Today, we’ll solve a problem in a nice visual way without resorting to too many calculations. The problem involves calculating areas underneath a trig curve. In this post, we will explain why this is true:
$$ \int_0^{\pi} \sin^2(x) \, dx = \frac{\pi}{2} $$
In other words, we would like to calculate the shaded area below (in green). The blue curve is a plot of the graph \( y = \sin^2(x) \) for \( 0 \leq x \leq \pi \).
Consider the graph \( y = \cos^2(x) \) for \( 0 \leq x \leq \pi \) and the shaded area below (in red).
Due to how \( \sin(x) \) and \( \cos(x) \) work, it turns out that the green area is the same as the red area (sine and cosine are complementary).

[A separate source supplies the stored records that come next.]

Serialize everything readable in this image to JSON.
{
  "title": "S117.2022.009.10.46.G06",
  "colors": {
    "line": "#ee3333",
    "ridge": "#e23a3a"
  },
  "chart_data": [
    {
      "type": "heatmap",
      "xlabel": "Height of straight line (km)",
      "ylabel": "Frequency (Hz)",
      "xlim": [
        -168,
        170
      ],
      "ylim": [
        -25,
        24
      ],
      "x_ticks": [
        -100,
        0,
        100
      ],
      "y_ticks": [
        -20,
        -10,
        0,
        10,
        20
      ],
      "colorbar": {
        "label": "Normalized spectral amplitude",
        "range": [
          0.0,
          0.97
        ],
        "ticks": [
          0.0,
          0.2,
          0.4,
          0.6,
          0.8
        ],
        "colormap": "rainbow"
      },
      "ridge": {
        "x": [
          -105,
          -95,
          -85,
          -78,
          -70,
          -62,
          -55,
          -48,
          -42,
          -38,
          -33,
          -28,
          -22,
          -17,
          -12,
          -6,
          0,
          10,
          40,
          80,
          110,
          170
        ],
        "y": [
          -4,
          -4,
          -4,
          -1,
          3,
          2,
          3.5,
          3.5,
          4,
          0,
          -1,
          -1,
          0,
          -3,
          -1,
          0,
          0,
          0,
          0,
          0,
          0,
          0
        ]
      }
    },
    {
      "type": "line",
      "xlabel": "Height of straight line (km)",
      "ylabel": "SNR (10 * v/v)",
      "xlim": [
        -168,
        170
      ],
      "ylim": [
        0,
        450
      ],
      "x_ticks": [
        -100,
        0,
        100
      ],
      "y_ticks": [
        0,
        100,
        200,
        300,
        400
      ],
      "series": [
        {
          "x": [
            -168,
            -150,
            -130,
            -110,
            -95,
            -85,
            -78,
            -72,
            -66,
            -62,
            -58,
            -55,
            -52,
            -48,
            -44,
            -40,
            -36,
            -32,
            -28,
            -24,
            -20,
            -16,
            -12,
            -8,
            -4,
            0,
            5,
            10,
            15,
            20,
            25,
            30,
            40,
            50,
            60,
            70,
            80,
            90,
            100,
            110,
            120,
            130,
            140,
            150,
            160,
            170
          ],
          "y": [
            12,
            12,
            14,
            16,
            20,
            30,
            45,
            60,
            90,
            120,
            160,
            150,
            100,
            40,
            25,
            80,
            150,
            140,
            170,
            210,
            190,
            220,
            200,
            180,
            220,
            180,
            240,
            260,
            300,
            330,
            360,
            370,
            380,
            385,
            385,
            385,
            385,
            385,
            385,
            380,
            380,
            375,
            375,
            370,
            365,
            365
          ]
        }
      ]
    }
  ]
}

In particular,
$$ \int_0^{\pi} \sin^2(x) \, dx \; = \, \int_0^{\pi} \cos^2(x) \, dx $$
Now, we invoke the Pythagorean Trigonometric Identity:
$$ \cos^2(x) + \sin^2(x) = 1 $$
Note that
$$ \int_0^{\pi} \cos^2(x) \, dx \, + \, \int_0^{\pi} \sin^2(x) \, dx $$
$$= \int_0^{\pi} \cos^2(x) + \sin^2(x) \, dx $$
$$= \int_0^{\pi} dx $$
$$= \pi \; – \; 0 $$
$$= \pi$$
So,
$$ \int_0^{\pi} \cos^2(x) \, dx \, + \, \int_0^{\pi} \sin^2(x) \, dx \; = \; \pi $$
Since \( \int_0^{\pi} \sin^2(x) \, dx \; = \, \int_0^{\pi} \cos^2(x) \, dx \),
$$ 2 \cdot \int_0^{\pi} \sin^2(x) \, dx \; = \, \pi $$
Hence,
$$ \int_0^{\pi} \sin^2(x) \, dx = \frac{\pi}{2} $$
So the green area is \( \pi / 2 \). Remark: The above also shows that the red area is \( \pi / 2 \).